Abstract

In a keynote address to the most recent London Film Festival, the veteran film and television director Ken Loach rehearsed two not altogether unfamiliar complaints: one that managerial and editorial controls at the BBC are stifling creative agency and expression; the other that British television has manifestly failed to live up to early expectations. ‘Television began with such high hopes. It was going to be the national theatre of the air. It was going to really be a place where society could have a national discourse, and they've reduced it to a grotesque reality game.’1 It is timely then that John Caughie's recent essay, ‘Mourning television: the other screen’,2 should commence with an observation as to how a sense of loss has also lately inflected academic discourses and conversations about television. He reminds us that writers for Screen once sought to intervene in television practice as well as theory, apparently inviting a debate which could again contribute to the collective imagination of ‘a different television’, not least by identifying the ‘other possibilities of meaning and engagement’ it might yet offer.

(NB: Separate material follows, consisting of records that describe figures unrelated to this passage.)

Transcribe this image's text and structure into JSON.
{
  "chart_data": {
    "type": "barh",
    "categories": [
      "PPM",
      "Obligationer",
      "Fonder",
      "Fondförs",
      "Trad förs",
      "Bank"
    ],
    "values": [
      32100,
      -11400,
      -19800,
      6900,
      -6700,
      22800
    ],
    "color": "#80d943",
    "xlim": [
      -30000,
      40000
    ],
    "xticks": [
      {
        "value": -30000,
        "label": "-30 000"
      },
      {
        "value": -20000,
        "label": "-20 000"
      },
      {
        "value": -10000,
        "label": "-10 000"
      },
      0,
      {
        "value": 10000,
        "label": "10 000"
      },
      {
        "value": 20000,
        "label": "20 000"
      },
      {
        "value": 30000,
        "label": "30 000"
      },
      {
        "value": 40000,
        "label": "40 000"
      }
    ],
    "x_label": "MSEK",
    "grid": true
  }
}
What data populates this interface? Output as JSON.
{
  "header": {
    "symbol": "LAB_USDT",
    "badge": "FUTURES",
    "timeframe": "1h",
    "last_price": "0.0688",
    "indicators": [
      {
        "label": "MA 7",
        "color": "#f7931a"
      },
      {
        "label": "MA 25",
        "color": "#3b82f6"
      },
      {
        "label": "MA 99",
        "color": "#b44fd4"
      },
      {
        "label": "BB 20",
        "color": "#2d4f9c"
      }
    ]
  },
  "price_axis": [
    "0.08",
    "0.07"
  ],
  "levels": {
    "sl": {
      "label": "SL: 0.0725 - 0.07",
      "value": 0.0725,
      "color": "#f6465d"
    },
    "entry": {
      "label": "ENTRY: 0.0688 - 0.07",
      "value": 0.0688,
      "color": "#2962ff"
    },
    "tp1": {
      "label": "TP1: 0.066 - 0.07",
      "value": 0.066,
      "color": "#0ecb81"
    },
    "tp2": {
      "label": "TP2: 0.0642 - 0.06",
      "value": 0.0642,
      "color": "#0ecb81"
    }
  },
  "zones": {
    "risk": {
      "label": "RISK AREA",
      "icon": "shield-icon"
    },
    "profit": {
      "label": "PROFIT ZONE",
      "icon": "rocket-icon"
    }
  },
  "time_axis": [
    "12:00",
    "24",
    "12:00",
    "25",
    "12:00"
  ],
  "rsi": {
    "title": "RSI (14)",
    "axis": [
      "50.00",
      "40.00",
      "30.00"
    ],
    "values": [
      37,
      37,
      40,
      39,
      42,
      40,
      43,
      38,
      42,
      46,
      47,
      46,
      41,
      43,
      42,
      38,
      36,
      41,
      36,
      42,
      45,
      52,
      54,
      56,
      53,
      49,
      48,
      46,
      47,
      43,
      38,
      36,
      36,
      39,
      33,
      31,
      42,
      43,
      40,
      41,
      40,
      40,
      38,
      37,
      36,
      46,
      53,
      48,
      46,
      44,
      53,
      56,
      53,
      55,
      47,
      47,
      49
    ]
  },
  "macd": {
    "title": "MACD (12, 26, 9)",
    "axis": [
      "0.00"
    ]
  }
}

Mindful of my description of his earlier expression of regret for ‘serious drama’3 Caughie takes care to distance his perspective from one of nostalgia, and concludes with the observation that television theorizing needs to continue to work through a particular lost dimension, ‘the loss of a public space, television's part in the waning of the public sphere’.4 The drama Occupation (BBC, 2009) is cited to compare present with past, an eloquent demonstration of how even a hard-hitting serial that engages with issues of national controversy is today more likely to provoke private affect than political and collective debate. It is an example that dovetails quite neatly with his earlier citations of scholarship that functioned as intervention, thus imbricating radical practice and effect alongside radical academic writing, all dimensions of a period of lost possibility.